How we cite our quotes: (Entry. Paragraph)
Quote #7
I congratulated them on such a fine family. The mother told me they had been truly blessed. "Ours are all in good health. When you think of so many people with crippled or blind or not-right children, you just have to thank God." I praised the children until the father's tired face animated with pride. He looked at the children the way another looks at some rare painting or treasured gem. (15.76)

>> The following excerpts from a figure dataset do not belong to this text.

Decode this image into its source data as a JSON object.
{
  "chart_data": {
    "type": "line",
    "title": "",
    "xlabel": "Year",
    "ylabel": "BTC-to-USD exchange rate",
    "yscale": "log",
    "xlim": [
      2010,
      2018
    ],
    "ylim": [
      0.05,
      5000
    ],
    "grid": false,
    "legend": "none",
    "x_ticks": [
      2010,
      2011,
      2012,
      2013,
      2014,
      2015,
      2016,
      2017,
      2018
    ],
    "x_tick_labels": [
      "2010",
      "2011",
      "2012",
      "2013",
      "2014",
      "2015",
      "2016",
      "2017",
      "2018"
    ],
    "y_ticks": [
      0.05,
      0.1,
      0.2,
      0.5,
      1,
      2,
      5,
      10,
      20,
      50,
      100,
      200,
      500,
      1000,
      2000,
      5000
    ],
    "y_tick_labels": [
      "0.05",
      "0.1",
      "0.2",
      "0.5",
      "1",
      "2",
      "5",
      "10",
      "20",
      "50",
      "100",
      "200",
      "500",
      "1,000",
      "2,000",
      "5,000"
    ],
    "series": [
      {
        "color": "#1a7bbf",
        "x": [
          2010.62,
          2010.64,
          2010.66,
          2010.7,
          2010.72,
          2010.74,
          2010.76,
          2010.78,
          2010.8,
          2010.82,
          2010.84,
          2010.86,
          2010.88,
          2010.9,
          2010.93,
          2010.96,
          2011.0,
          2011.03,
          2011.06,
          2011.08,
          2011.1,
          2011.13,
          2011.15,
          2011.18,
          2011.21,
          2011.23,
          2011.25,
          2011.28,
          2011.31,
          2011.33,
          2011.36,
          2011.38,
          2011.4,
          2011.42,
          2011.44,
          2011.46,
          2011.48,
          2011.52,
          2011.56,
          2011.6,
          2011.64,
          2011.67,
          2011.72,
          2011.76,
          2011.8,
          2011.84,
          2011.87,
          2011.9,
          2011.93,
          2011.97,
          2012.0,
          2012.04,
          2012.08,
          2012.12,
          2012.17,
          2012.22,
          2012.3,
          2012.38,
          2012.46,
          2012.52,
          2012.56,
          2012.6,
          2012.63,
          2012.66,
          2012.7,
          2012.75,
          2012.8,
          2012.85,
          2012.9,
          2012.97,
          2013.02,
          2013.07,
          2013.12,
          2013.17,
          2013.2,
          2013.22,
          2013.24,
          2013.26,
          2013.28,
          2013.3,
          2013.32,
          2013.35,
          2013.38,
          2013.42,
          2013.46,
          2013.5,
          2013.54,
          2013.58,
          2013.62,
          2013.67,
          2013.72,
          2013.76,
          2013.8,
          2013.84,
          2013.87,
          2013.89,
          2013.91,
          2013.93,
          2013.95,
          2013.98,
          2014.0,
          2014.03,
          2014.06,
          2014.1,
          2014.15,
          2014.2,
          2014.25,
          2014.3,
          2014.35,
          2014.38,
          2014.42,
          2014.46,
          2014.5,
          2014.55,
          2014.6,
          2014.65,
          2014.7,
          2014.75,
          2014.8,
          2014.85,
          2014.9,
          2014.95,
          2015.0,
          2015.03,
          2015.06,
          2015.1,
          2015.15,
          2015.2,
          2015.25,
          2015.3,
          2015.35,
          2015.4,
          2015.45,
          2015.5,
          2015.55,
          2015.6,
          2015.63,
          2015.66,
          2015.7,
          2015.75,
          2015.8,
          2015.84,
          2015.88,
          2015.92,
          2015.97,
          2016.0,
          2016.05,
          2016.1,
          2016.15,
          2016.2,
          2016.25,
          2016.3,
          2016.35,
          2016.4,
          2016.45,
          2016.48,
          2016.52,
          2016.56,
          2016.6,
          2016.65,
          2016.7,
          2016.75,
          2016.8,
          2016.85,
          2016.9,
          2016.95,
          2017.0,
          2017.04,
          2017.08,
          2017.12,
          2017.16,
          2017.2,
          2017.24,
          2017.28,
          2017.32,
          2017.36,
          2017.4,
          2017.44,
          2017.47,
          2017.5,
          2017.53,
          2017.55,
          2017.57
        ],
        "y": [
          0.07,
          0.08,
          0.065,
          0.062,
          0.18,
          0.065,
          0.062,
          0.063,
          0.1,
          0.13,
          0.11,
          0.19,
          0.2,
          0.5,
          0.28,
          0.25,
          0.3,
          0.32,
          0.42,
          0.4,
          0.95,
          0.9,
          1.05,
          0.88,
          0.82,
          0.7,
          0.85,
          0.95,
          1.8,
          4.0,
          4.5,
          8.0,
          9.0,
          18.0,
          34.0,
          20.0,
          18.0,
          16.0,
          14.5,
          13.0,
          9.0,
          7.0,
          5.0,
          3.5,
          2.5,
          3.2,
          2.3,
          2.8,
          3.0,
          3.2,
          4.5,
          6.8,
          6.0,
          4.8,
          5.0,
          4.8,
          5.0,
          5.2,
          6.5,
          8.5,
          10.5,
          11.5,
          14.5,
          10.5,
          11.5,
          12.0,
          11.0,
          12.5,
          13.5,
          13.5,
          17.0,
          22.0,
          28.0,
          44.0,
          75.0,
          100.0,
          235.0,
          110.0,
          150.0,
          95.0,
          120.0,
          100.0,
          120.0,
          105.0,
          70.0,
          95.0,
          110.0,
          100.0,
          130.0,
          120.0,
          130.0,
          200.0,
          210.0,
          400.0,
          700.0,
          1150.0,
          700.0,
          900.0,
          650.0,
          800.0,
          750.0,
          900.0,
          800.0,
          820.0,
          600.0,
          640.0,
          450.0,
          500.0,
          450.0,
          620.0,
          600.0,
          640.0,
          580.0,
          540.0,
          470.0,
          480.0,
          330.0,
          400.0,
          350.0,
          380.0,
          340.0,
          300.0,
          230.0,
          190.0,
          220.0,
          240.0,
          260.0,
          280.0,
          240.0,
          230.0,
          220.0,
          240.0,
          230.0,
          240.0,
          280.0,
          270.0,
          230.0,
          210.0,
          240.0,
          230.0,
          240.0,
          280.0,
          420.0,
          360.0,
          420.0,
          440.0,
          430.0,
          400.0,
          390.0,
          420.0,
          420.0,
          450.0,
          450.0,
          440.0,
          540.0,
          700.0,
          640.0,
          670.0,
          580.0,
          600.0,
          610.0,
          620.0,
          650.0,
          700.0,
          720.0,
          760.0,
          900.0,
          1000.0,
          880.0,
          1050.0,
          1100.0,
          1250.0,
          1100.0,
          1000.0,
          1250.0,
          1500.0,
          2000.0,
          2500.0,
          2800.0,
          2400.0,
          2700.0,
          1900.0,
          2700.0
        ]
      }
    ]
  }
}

To put this in context, this family has a house full of six children who are so excited about the idea of sharing tiny slivers of Milky Way bars that saliva falls out of their mouths. But still, their parents feel that they are blessed just because they're healthy. That's some love.
Quote #8
While we spread tow sacks on the floor and then feed sacks over them, the children asked questions about my own children. Did they go to school? No, they were too young. How old were they then? Why, today is my daughter's fifth birthday. Would she have a party? Yes, she'd certainly had a party. Excitement. Like we had here, with the candy and everything? Yes, something like that. (15.95)
Quote #9
It was thrown full in my face. I saw it not as a white man and not as a Negro, but as a human parent. Their children resembled mine in all ways except the superficial one of skin color, as indeed they resembled all children of all humans. Yet this accident, this least important of all qualities, the skin pigment, marked them for inferior status. It became fully terrifying when I realized that if my skin were permanently black, they would unhesitatingly consign my own children to this mean future. (15.111)
Ah, that's what it took to get Griffin to realize how insane it is that some people's fates are determined by something as stupid as the color of their skin. Don't mess with Griffin's kids' future: he's one protective Papa Bear.